Valid but pointless example for initialization statement:

int main () {
  int i = i;
}

t x = e is sugar for t x; x = e;.

Rules for sequences:

-----------
Γ ⊢ᵗ⁰ ε ⇒ ()

Γ ⊢ᵗ⁰ s ⇒ Δ₁    Γ,Δ₁ ⊢ᵗ⁰ ss ⇒ Δ₂
--------------------------------
Γ ⊢ᵗ⁰ s ss ⇒ Δ₁,Δ₂

Rules for conditional statements: Branches need to be in new scope.

Γ ⊢ᵗ⁰ e : bool    Γ. ⊢ᵗ⁰ s₁ ⇒ Δ₁    Γ. ⊢ᵗ⁰ s₂ ⇒ Δ₂
-------------------------------------------------
Γ ⊢ᵗ⁰ if (e) s₁ else e₂ ⇒ ()

Γ ⊢ᵗ⁰ e : bool    Γ. ⊢ᵗ⁰ s ⇒ Δ
-----------------------------
Γ ⊢ᵗ⁰ while (e) s ⇒ ()

Example:

    int main () {
      if (condition) int i = 1; else int j = 2;
      return i;
    }

Same as if (condition) { int i = 1; } else { int j = 2; }.

Functions

When calling a function, we need to provide arguments of the correct type.

Global environment Σ (for function signature) maps function names to function types.

   bool foo (int x, double y) { ... }

Type of foo is bool(int,double) also written as (int,double)→bool.

Judgements version 3:

Σ;Γ ⊢ e : t: In signature Σ and context Γ, expression e has type t.
Σ;Γ ⊢ᵗ s ⇒ Δ: ...
Σ;Γ ⊢ᵗ ss ⇒ Δ: ...
Σ ⊢ d: In signature Σ, function definition d is well-formed.
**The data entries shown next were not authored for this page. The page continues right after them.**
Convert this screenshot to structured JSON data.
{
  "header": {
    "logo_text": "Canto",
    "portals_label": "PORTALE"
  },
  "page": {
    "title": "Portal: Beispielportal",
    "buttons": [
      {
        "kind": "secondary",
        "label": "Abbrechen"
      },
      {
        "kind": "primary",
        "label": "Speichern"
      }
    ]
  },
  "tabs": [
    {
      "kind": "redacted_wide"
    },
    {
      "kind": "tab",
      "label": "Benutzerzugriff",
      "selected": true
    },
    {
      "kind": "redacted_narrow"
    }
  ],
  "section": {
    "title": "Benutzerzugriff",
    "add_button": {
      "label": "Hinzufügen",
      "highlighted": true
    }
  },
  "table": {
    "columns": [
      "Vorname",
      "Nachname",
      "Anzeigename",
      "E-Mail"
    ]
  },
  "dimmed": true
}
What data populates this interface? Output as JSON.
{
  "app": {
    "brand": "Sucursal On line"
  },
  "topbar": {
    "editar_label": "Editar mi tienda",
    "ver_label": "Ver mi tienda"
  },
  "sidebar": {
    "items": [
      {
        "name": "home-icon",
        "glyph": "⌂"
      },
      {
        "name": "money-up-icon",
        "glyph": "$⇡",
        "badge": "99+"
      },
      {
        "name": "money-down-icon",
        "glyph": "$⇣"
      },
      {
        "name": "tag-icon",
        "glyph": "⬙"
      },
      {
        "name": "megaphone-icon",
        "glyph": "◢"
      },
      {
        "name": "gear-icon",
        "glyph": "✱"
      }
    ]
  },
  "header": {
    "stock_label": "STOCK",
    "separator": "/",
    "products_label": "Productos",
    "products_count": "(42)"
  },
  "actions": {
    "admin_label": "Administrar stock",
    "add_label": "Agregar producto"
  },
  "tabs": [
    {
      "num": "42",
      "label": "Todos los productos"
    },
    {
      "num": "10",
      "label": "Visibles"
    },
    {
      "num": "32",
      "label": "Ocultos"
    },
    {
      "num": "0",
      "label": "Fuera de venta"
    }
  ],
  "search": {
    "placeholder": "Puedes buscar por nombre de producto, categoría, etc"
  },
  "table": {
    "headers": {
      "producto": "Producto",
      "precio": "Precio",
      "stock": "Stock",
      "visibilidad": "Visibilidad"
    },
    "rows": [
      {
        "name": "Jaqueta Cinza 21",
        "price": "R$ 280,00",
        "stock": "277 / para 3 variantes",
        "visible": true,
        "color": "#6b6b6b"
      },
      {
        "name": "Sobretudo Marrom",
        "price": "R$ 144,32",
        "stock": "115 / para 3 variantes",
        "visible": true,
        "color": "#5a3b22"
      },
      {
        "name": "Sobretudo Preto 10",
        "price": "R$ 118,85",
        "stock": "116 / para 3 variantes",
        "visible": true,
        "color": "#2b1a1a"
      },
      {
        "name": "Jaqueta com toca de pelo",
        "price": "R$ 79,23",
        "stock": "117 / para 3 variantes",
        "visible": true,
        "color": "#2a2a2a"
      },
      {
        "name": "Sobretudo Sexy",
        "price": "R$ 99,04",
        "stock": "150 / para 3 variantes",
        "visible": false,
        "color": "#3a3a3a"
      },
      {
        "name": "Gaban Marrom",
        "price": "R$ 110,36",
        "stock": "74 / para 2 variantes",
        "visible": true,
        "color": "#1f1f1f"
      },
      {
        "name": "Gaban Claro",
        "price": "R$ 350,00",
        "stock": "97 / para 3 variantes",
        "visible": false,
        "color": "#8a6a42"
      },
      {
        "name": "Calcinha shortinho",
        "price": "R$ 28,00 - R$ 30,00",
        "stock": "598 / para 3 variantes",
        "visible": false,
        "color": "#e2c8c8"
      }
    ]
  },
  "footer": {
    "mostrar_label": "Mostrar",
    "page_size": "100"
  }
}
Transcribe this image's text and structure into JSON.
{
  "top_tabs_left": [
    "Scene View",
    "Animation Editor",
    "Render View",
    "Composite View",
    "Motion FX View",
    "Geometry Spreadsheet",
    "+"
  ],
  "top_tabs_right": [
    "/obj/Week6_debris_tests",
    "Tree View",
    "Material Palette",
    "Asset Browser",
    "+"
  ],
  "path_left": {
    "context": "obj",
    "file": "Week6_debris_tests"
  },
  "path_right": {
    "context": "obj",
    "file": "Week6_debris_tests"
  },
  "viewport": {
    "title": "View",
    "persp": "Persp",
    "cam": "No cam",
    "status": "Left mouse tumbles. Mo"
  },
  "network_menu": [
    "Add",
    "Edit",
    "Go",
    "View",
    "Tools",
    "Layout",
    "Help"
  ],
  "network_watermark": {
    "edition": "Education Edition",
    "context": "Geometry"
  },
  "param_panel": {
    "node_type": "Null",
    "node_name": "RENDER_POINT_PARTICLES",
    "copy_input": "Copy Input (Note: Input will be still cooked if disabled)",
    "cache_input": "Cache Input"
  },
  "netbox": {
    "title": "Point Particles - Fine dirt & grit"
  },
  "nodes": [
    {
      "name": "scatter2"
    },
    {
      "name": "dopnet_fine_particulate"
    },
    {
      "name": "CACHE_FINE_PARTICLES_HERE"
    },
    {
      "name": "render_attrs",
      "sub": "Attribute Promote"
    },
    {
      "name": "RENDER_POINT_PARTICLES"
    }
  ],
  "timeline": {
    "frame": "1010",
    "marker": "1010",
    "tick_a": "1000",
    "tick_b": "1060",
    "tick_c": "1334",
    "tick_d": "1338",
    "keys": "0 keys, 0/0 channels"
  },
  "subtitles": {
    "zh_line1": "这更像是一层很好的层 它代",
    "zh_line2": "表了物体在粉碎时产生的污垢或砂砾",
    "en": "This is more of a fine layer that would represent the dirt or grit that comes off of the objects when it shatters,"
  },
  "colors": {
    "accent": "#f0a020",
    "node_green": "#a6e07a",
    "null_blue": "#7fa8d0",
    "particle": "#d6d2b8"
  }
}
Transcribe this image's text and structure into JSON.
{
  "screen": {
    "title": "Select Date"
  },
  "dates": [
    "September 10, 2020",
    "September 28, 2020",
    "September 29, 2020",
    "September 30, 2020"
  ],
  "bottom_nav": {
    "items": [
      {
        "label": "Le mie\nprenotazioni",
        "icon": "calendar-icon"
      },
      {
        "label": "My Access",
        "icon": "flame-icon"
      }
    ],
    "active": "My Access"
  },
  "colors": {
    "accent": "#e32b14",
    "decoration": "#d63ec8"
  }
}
Rule for function application:

Σ;Γ ⊢ e₁ : t₁ ... Σ;Γ ⊢ eₙ : tₙ
------------------------------- Σ(f) = t(t₁,...,tₙ)
Σ;Γ ⊢ f(e₁,...,eₙ) : t

Rule for function definition:

Σ; (x₁:t₁,...,xₙ:tₙ) ⊢ᵗ ss ⇒ Δ
---------------------------------
Σ ⊢ t f (t₁ x₁, ... tₙ xₙ) { ss }

The correctness of the signature, Σ(f) = t(t₁,...,tₙ), can be assumed in the last rule.

Programs

A program is a list of functions. Checking a program:

Pass 1: Compute the signature Σ (check for duplicate function definitions!).
Pass 2: In Σ, check the body ss of each function definition.

The elaborating type checker will compute a new body ss' for each function definition, resulting in an elaborated program.

The result of type checking is a map from function names to their types and elaborated definitions.

More type annotations

Elaboration:

insert coercions (already discussed)
disambiguate overloaded operators +,*,...<,<=,...,==,...
...

Type-annotating checker: annotate each subexpression with its type.

Alternative 1 (book): put an annotation at each subexpression internal ECast. Exp ::= "(" Type ")" Exp;

  infer (Context Γ, Exp e): Maybe Exp

  infer (Γ, EDiv e₁ e₂):
    ECast t₁ e₁' ← infer (Γ, e₁)
    ECast t₂ e₂' ← infer (Γ, e₂)
    t = max t₁ t₂
    return (ECast t (EDiv (ECast t₁ e₁') (ECast t₂ e₂')))

Alternative 2: design a new abstract syntax which type-annotations in the needed places.

...
TEDiv.     TExp ::= "div" Type TExp TExp;

TSExp.     TStm ::= Type TExp ";" ;
TSReturn.  TStm ::= "return" Type TExp;
...